Mubes FKPB 2026 Lahirkan Kepemimpinan Baru, Abriantinus Dipercaya Pimpin Organisasi Paguyuban Balikpapan
Balikpapan – Semangat persatuan dalam keberagaman kembali mengemuka dalam Musyawarah Besar (Mubes) Forum Komunikasi Paguyuban Balikpapan (FKPB) Tahun 2026 yang digelar di Aula Rumah Dinas Wali Kota Balikpapan, Sabtu (6/6/2026).
Forum yang mempertemukan berbagai unsur paguyuban dari beragam latar belakang suku dan budaya tersebut menghasilkan keputusan penting, yakni terpilihnya DR. Abriantinus, S.H., M.A. sebagai Ketua Umum FKPB masa bakti 2026–2031.
Kegiatan yang dihadiri ratusan peserta dan tamu undangan itu menjadi ajang konsolidasi sekaligus penegasan komitmen seluruh paguyuban dalam menjaga harmoni sosial di Kota Balikpapan yang dikenal sebagai salah satu kota paling heterogen di Kalimantan Timur.
Dalam pelaksanaannya, Mubes mengangkat tema tentang penguatan solidaritas antar paguyuban serta peningkatan sinergi dengan pemerintah daerah guna mendukung pembangunan dan menjaga stabilitas sosial masyarakat.
Sejumlah pejabat daerah, unsur TNI-Polri, legislatif, serta tokoh masyarakat tampak hadir mengikuti jalannya agenda organisasi tersebut. Kehadiran berbagai unsur itu menunjukkan besarnya perhatian terhadap peran FKPB sebagai wadah komunikasi dan pemersatu masyarakat dari berbagai daerah yang menetap di Balikpapan.

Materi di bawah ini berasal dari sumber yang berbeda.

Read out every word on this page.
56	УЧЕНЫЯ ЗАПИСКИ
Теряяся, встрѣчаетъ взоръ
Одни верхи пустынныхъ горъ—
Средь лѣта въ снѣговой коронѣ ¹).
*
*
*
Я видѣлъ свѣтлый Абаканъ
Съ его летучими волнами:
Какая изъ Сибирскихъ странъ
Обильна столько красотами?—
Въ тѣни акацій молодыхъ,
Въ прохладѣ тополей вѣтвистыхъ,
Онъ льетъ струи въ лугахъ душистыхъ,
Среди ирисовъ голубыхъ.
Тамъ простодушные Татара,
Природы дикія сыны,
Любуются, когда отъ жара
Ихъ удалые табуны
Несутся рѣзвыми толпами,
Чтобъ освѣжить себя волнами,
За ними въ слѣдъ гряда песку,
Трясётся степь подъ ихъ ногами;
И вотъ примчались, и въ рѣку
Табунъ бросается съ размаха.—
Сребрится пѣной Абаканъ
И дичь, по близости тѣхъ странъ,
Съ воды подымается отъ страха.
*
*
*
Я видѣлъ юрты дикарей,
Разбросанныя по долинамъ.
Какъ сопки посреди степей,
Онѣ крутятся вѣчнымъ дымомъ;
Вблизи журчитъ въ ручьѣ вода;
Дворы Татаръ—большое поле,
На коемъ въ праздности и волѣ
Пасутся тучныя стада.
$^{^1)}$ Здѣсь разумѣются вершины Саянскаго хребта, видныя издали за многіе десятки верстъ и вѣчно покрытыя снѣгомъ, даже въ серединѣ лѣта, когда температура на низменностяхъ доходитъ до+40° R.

Ketua Panitia Pelaksana, Sahal Suryanto, menyampaikan bahwa Mubes merupakan mekanisme organisasi yang memiliki arti strategis dalam menentukan arah gerak FKPB lima tahun mendatang. Selain memilih kepemimpinan baru, forum tersebut juga menjadi ruang evaluasi terhadap program kerja yang telah dijalankan sebelumnya.
Menurutnya, FKPB harus mampu terus beradaptasi dengan perkembangan daerah yang saat ini menjadi salah satu kawasan penyangga utama Ibu Kota Nusantara (IKN).
Sementara itu, jajaran pengurus FKPB menilai keberadaan organisasi paguyuban memiliki kontribusi nyata dalam membangun komunikasi lintas etnis serta memperkuat rasa kebersamaan di tengah masyarakat yang majemuk.
Dalam sambutannya, Pemerintah Kota Balikpapan memberikan apresiasi atas kiprah FKPB yang selama ini dinilai aktif menjaga kerukunan dan membantu menciptakan suasana kondusif di tengah dinamika pembangunan daerah.
Pemerintah berharap FKPB terus menjadi mitra strategis dalam merawat nilai toleransi, memperkuat persatuan masyarakat, serta mendukung berbagai program pembangunan yang berorientasi pada kesejahteraan warga.
Pemilihan ketua umum berlangsung secara demokratis melalui mekanisme pemungutan suara. Dari hasil perhitungan suara yang dilakukan, DR. Abriantinus memperoleh dukungan mayoritas peserta dan ditetapkan sebagai Ketua Umum FKPB periode 2026–2031.
Usai ditetapkan sebagai pemenang, Abriantinus menyampaikan komitmennya untuk merangkul seluruh elemen paguyuban tanpa membedakan latar belakang suku, budaya maupun organisasi asal.
Ia menegaskan bahwa FKPB harus menjadi rumah bersama yang mampu memperkuat rasa persaudaraan serta menghadirkan kontribusi positif bagi pembangunan Kota Balikpapan.
“Keberagaman yang ada merupakan kekuatan besar yang harus dijaga bersama. FKPB akan terus menjadi jembatan persatuan sekaligus mitra pemerintah dalam membangun kehidupan masyarakat yang harmonis dan sejahtera,” ujarnya.
Saat ini FKPB menaungi 127 paguyuban yang berasal dari berbagai daerah di Indonesia. Dengan jumlah anggota yang besar dan beragam, organisasi tersebut diharapkan semakin berperan dalam menjaga stabilitas sosial sekaligus memperkuat semangat kebangsaan di tengah masyarakat Balikpapan.
Mubes FKPB 2026 pun ditutup dengan suasana penuh kebersamaan, menandai awal kepemimpinan baru yang diharapkan mampu membawa organisasi semakin solid, inklusif, dan adaptif terhadap perkembangan zaman.